Scenario 1 con’t. Question 1: Will nurse jeopardize her license by training a pharmacy student to dispense meds at an EDS? Nursing Board of Registration controls licensing DPH has an Emergency Dispensing Order that would be signed by Commissioner of Public Health, waiving laws & regulations that restrict dispensing. Students in accredited pharmacy school would be allowed to dispense in accordance with protocols Also lay people who are trained by MD or nurse If Emergency Dispensing Order is in place, nurse’s license should not be jeopardized because there is no violation of Nursing Board regulations.
Scenario 1 con’t. Question 2: Is the nurse liable for injury to the child? If the nurse is not negligent, there is no liability. If the nurse is negligent in training the student, she is protected by: M.G.L. c. 112, § 12C (immunity for nurses working in public health programs) If a government employee, by Tort Claims Act If unpaid, by Federal Volunteer Protection Act If unpaid, possibly by c. 112, § 12 B (Good Samaritan) If a contractor, possibly by own malpractice insurance
Scenario 1 con’t. Question 3: Is the student liable for injury to the child? If the student is not negligent, there is no liability. If the student is negligent in dispensing the meds, she is protected by: Federal Volunteer Protection Act Possibly Tort Claims Act, as a volunteer subject to direction and control (if nurse is a public employee)
Scenario 1 con’t. Question 4: Is the board of health liable for injury to the child?
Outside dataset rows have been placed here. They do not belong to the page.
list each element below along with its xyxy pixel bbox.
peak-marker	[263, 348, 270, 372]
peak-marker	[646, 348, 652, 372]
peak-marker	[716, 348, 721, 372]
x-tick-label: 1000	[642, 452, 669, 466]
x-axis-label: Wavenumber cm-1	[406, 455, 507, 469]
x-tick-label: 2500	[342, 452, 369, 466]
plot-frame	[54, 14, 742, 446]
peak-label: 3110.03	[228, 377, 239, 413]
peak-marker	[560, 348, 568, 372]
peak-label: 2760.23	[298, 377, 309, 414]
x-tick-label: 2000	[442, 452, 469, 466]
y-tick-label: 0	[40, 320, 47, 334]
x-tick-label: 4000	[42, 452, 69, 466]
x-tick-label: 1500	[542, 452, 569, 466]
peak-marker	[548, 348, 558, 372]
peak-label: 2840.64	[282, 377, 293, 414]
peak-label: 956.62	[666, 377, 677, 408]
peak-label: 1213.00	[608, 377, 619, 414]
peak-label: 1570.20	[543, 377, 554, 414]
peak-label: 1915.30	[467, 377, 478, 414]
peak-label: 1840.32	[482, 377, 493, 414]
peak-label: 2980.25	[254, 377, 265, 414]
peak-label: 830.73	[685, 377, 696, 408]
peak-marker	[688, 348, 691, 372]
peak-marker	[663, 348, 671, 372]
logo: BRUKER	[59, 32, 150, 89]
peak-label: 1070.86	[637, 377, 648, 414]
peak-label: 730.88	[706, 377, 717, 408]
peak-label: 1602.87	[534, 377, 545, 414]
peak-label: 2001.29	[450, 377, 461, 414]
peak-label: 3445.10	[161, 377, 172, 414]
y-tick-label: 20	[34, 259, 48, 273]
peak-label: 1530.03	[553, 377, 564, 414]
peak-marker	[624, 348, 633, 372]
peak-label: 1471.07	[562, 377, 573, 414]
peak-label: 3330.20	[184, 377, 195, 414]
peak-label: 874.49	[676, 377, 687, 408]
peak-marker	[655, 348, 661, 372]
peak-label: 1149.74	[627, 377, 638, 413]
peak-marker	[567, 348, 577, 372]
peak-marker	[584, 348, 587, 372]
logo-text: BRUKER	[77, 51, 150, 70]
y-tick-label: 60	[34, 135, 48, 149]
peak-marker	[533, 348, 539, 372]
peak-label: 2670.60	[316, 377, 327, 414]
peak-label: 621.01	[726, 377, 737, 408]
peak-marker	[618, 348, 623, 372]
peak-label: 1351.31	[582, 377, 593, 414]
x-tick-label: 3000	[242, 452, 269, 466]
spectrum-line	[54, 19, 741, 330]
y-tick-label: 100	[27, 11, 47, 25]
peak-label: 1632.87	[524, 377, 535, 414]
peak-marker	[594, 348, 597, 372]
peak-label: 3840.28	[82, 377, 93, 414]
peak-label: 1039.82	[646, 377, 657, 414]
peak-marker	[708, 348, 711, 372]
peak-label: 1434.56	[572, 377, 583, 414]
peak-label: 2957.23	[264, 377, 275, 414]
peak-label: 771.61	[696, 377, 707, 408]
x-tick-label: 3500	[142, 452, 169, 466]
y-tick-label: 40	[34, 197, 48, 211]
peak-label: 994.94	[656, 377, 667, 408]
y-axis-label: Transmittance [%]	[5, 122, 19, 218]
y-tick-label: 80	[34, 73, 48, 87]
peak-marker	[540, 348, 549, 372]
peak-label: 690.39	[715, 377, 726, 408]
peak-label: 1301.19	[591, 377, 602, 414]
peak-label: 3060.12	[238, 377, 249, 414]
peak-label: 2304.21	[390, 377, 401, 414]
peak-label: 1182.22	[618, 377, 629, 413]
Board of health that operates the clinic is not liable unless either the nurse was negligent in training the student, or the student was negligent in dispensing the meds. Even then, liability is not certain. $100,000 cap. Nurse and student not personally liable.
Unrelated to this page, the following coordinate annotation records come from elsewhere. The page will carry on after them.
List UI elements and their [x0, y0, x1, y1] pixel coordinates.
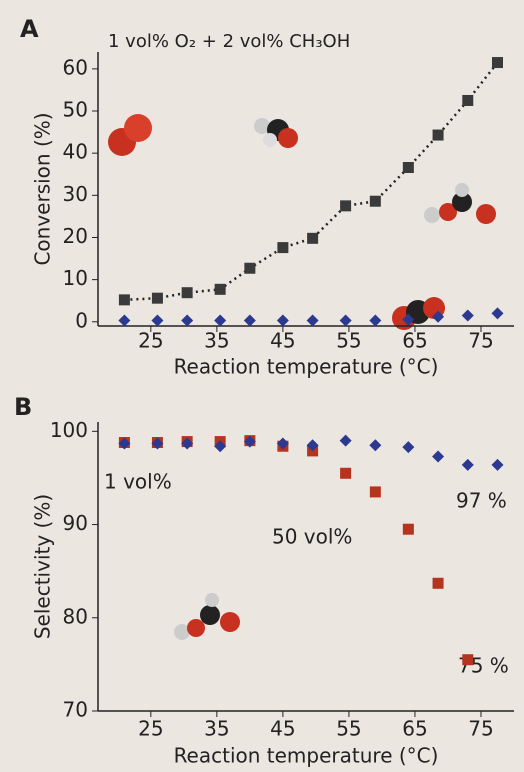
data-point [462, 94, 474, 106]
y-tick-label: 0 [75, 308, 88, 332]
data-point [402, 523, 414, 535]
x-axis-title: Reaction temperature (°C) [174, 355, 439, 379]
x-tick-label: 65 [402, 717, 427, 741]
data-point [306, 439, 319, 452]
annotation: 1 vol% [104, 470, 172, 494]
y-tick-label: 50 [63, 98, 88, 122]
y-tick-label: 90 [63, 511, 88, 535]
data-point [340, 467, 352, 479]
data-point [432, 577, 444, 589]
data-point [118, 294, 130, 306]
data-point [243, 314, 256, 327]
annotation: 1 vol% O₂ + 2 vol% CH₃OH [108, 31, 350, 52]
y-tick-label: 100 [50, 418, 88, 442]
y-tick-label: 10 [63, 266, 88, 290]
y-tick-label: 40 [63, 140, 88, 164]
y-axis-title: Conversion (%) [31, 112, 55, 265]
data-point [276, 437, 289, 450]
data-point [432, 310, 445, 323]
data-point [214, 440, 227, 453]
x-tick-label: 35 [204, 717, 229, 741]
y-axis-title: Selectivity (%) [31, 494, 55, 639]
data-point [461, 309, 474, 322]
x-tick-label: 35 [204, 329, 229, 353]
panel-label: B [14, 393, 32, 421]
x-tick-label: 45 [270, 717, 295, 741]
data-point [277, 242, 289, 254]
data-point [276, 314, 289, 327]
data-point [243, 435, 256, 448]
y-tick-label: 60 [63, 55, 88, 79]
x-tick-label: 25 [138, 717, 163, 741]
data-point [340, 200, 352, 212]
y-tick-label: 20 [63, 224, 88, 248]
x-tick-label: 65 [402, 329, 427, 353]
data-point [369, 486, 381, 498]
annotation: 50 vol% [272, 525, 352, 549]
y-tick-label: 70 [63, 698, 88, 722]
data-point [118, 437, 131, 450]
data-point [369, 314, 382, 327]
x-tick-label: 45 [270, 329, 295, 353]
data-point [151, 292, 163, 304]
data-point [181, 437, 194, 450]
data-point [491, 307, 504, 320]
data-point [491, 458, 504, 471]
x-tick-label: 75 [468, 717, 493, 741]
data-point [181, 314, 194, 327]
panel-label: A [20, 15, 39, 43]
data-point [369, 195, 381, 207]
data-point [402, 441, 415, 454]
x-tick-label: 75 [468, 329, 493, 353]
x-tick-label: 55 [336, 329, 361, 353]
annotation: 97 % [456, 489, 507, 513]
data-point [151, 314, 164, 327]
data-point [214, 314, 227, 327]
x-tick-label: 25 [138, 329, 163, 353]
data-point [462, 654, 474, 666]
molecules [108, 114, 496, 640]
data-point [432, 450, 445, 463]
data-point [461, 458, 474, 471]
trend-line [124, 61, 499, 302]
data-point [339, 434, 352, 447]
data-point [214, 283, 226, 295]
data-point [151, 437, 164, 450]
data-point [306, 314, 319, 327]
data-point [432, 129, 444, 141]
data-point [491, 57, 503, 69]
data-point [402, 313, 415, 326]
data-point [402, 162, 414, 174]
data-point [339, 314, 352, 327]
y-tick-label: 30 [63, 182, 88, 206]
x-axis-title: Reaction temperature (°C) [174, 744, 439, 768]
x-tick-label: 55 [336, 717, 361, 741]
data-point [369, 439, 382, 452]
data-point [244, 262, 256, 274]
data-point [181, 287, 193, 299]
y-tick-label: 80 [63, 604, 88, 628]
data-point [307, 232, 319, 244]
data-point [118, 314, 131, 327]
Scenario 2: Flu Vaccine Clinic Flu pandemic; shortage of nurses to staff local vaccine clinic. Board of health appeals to retired nurses to work in clinic. Question: Would the retired nurses (without malpractice insurance) be protected from liability? Federal Volunteer Protection Act? Probably, so long as properly “authorized to act” Chapter 112, § 12C? If still licensed, very likely protected If not licensed, not protected Good Samaritan Act? No, because must be “duly registered or licensed”
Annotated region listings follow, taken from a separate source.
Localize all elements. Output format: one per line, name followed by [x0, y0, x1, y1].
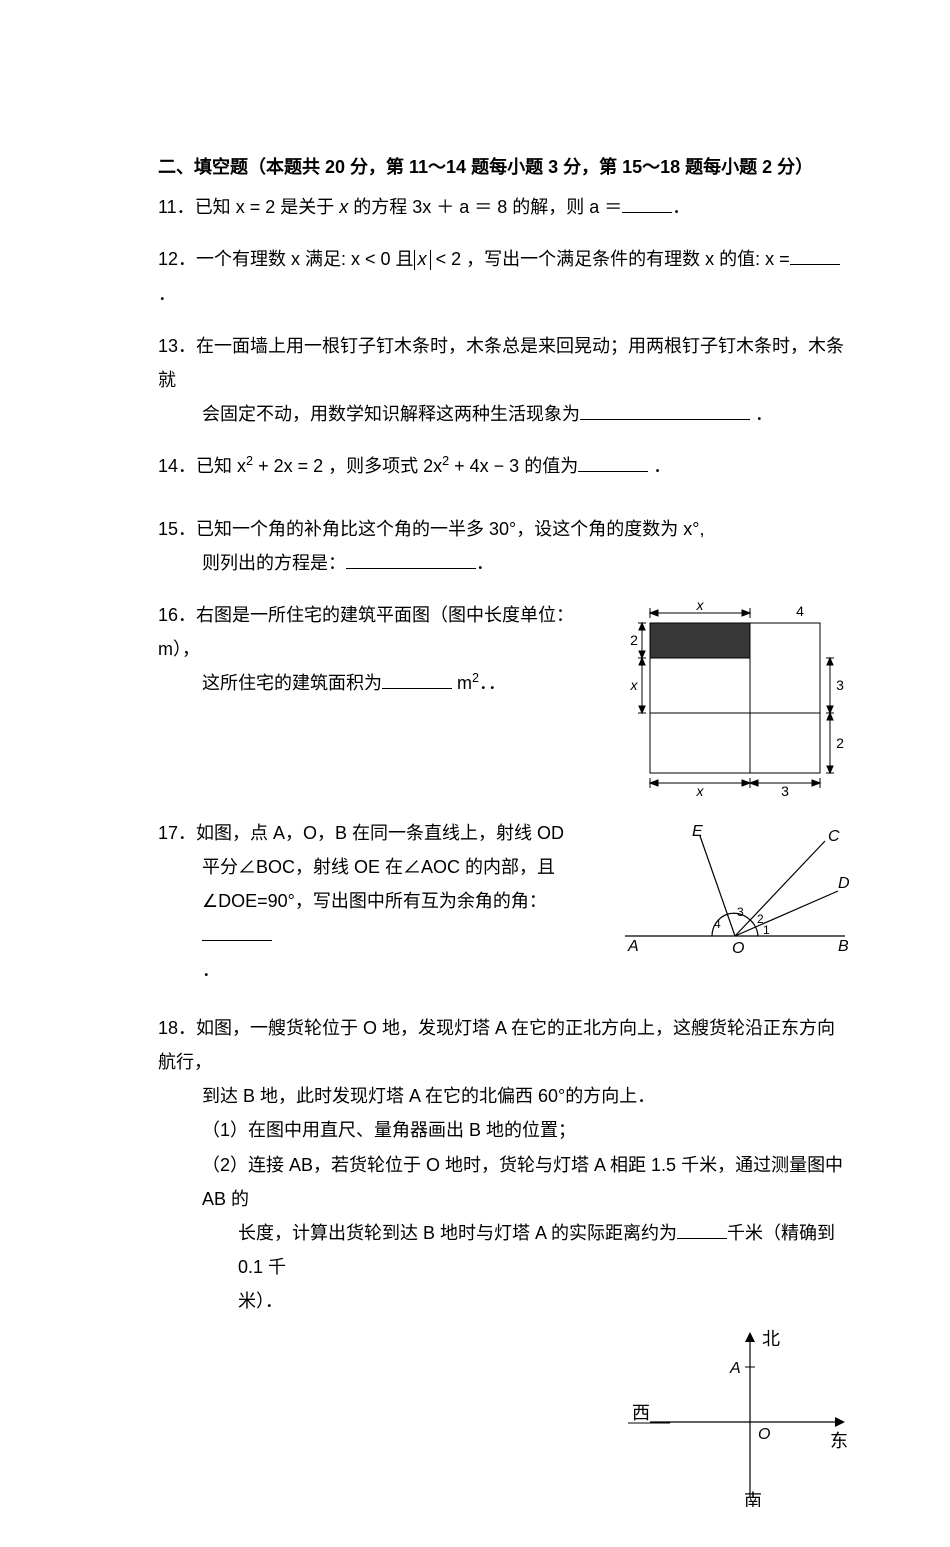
- dim-3: 3: [781, 783, 789, 798]
- q-text: 到达 B 地，此时发现灯塔 A 在它的北偏西 60°的方向上．: [202, 1086, 655, 1106]
- q-text: 如图，一艘货轮位于 O 地，发现灯塔 A 在它的正北方向上，这艘货轮沿正东方向航…: [158, 1018, 835, 1072]
- question-15: 15．已知一个角的补角比这个角的一半多 30°，设这个角的度数为 x°, 则列出…: [158, 512, 850, 580]
- blank-input[interactable]: [578, 471, 648, 472]
- q-text: 已知一个角的补角比这个角的一半多 30°，设这个角的度数为 x°,: [196, 519, 704, 539]
- q-text: ．: [158, 284, 176, 304]
- q-text: 的方程 3x ＋ a ＝ 8 的解，则 a ＝: [348, 197, 622, 217]
- label-C: C: [828, 828, 840, 845]
- q-number: 18．: [158, 1018, 196, 1038]
- label-O: O: [732, 940, 744, 957]
- angle-3: 3: [737, 905, 744, 919]
- label-D: D: [838, 875, 850, 892]
- angle-1: 1: [763, 923, 770, 937]
- q-text: 一个有理数 x 满足: x < 0 且: [196, 249, 414, 269]
- dim-2: 2: [630, 632, 638, 648]
- question-12: 12．一个有理数 x 满足: x < 0 且x < 2 ，写出一个满足条件的有理…: [158, 242, 850, 310]
- label-E: E: [692, 823, 703, 840]
- blank-input[interactable]: [677, 1238, 727, 1239]
- label-north: 北: [762, 1329, 780, 1349]
- angle-2: 2: [757, 912, 764, 926]
- q-text: 平分∠BOC，射线 OE 在∠AOC 的内部，且: [202, 857, 555, 877]
- question-14: 14．已知 x2 + 2x = 2 ，则多项式 2x2 + 4x − 3 的值为…: [158, 449, 850, 483]
- label-south: 南: [744, 1491, 762, 1507]
- q-number: 16．: [158, 605, 196, 625]
- q-text: ．: [648, 456, 671, 476]
- label-A: A: [729, 1360, 741, 1377]
- var-x: x: [339, 197, 348, 217]
- q-text: ，写出一个满足条件的有理数 x 的值: x =: [461, 249, 790, 269]
- question-17: 17．如图，点 A，O，B 在同一条直线上，射线 OD 平分∠BOC，射线 OE…: [158, 816, 850, 987]
- q-text: 会固定不动，用数学知识解释这两种生活现象为: [202, 404, 580, 424]
- blank-input[interactable]: [202, 940, 272, 941]
- q-text: （2）连接 AB，若货轮位于 O 地时，货轮与灯塔 A 相距 1.5 千米，通过…: [202, 1155, 843, 1209]
- label-A: A: [627, 938, 639, 955]
- q-text: 在一面墙上用一根钉子钉木条时，木条总是来回晃动；用两根钉子钉木条时，木条就: [158, 336, 844, 390]
- q-text: （1）在图中用直尺、量角器画出 B 地的位置；: [202, 1120, 576, 1140]
- worksheet-page: 二、填空题（本题共 20 分，第 11～14 题每小题 3 分，第 15～18 …: [0, 0, 950, 1547]
- q-text: ．: [672, 197, 690, 217]
- dim-3: 3: [836, 677, 844, 693]
- q-text: 这所住宅的建筑面积为: [202, 673, 382, 693]
- figure-compass: 北 南 西 东 O A: [158, 1327, 850, 1507]
- label-B: B: [838, 938, 849, 955]
- q-number: 13．: [158, 336, 196, 356]
- blank-input[interactable]: [580, 419, 750, 420]
- blank-input[interactable]: [346, 568, 476, 569]
- dim-x: x: [696, 598, 705, 613]
- q-number: 17．: [158, 823, 196, 843]
- q-text: 已知 x = 2 是关于: [195, 197, 340, 217]
- angle-4: 4: [714, 917, 721, 931]
- q-text: + 2x = 2 ，则多项式 2x: [253, 456, 442, 476]
- dim-x: x: [696, 783, 705, 798]
- q-text: 如图，点 A，O，B 在同一条直线上，射线 OD: [196, 823, 564, 843]
- blank-input[interactable]: [790, 264, 840, 265]
- q-text: < 2: [431, 249, 462, 269]
- q-text: ．: [750, 404, 773, 424]
- section-title: 二、填空题（本题共 20 分，第 11～14 题每小题 3 分，第 15～18 …: [158, 150, 850, 184]
- q-text: m: [452, 673, 472, 693]
- q-number: 12．: [158, 249, 196, 269]
- figure-angles: A B O C D E 1 2 3 4: [620, 816, 850, 966]
- blank-input[interactable]: [622, 212, 672, 213]
- figure-floor-plan: x 4 2 x: [630, 598, 850, 798]
- dim-x: x: [630, 677, 639, 693]
- q-text: 则列出的方程是：: [202, 553, 346, 573]
- q-text: 右图是一所住宅的建筑平面图（图中长度单位：m），: [158, 605, 574, 659]
- superscript: 2: [472, 671, 479, 685]
- q-number: 11．: [158, 197, 195, 217]
- q-number: 15．: [158, 519, 196, 539]
- blank-input[interactable]: [382, 688, 452, 689]
- question-16: 16．右图是一所住宅的建筑平面图（图中长度单位：m）， 这所住宅的建筑面积为 m…: [158, 598, 850, 798]
- q-text: + 4x − 3 的值为: [449, 456, 578, 476]
- dim-2: 2: [836, 735, 844, 751]
- question-18: 18．如图，一艘货轮位于 O 地，发现灯塔 A 在它的正北方向上，这艘货轮沿正东…: [158, 1011, 850, 1319]
- q-text: ．: [202, 960, 220, 980]
- q-text: 已知 x: [196, 456, 246, 476]
- q-text: ．: [476, 553, 494, 573]
- label-O: O: [758, 1426, 770, 1443]
- q-text: 长度，计算出货轮到达 B 地时与灯塔 A 的实际距离约为: [238, 1223, 677, 1243]
- dim-4: 4: [796, 603, 804, 619]
- q-text: 米）．: [238, 1291, 283, 1311]
- q-text: ∠DOE=90°，写出图中所有互为余角的角：: [202, 891, 547, 911]
- label-east: 东: [830, 1431, 848, 1451]
- question-11: 11．已知 x = 2 是关于 x 的方程 3x ＋ a ＝ 8 的解，则 a …: [158, 190, 850, 224]
- superscript: 2: [246, 454, 253, 468]
- question-13: 13．在一面墙上用一根钉子钉木条时，木条总是来回晃动；用两根钉子钉木条时，木条就…: [158, 329, 850, 432]
- abs-x: x: [414, 250, 431, 270]
- q-number: 14．: [158, 456, 196, 476]
- q-text: ．．: [479, 673, 506, 693]
- label-west: 西: [632, 1403, 650, 1423]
Scenario 3: Rabid raccoon found in Town A Question: Could a health agent from Town B be liable if she conducts an epidemiologic investigation and negligently advises people in Town A about prophylaxis, in the absence of a Memorandum of Understanding between the towns? Health agent should talk to her own superior and make sure that Town A will authorize her work in Town B. No individual, personal liability.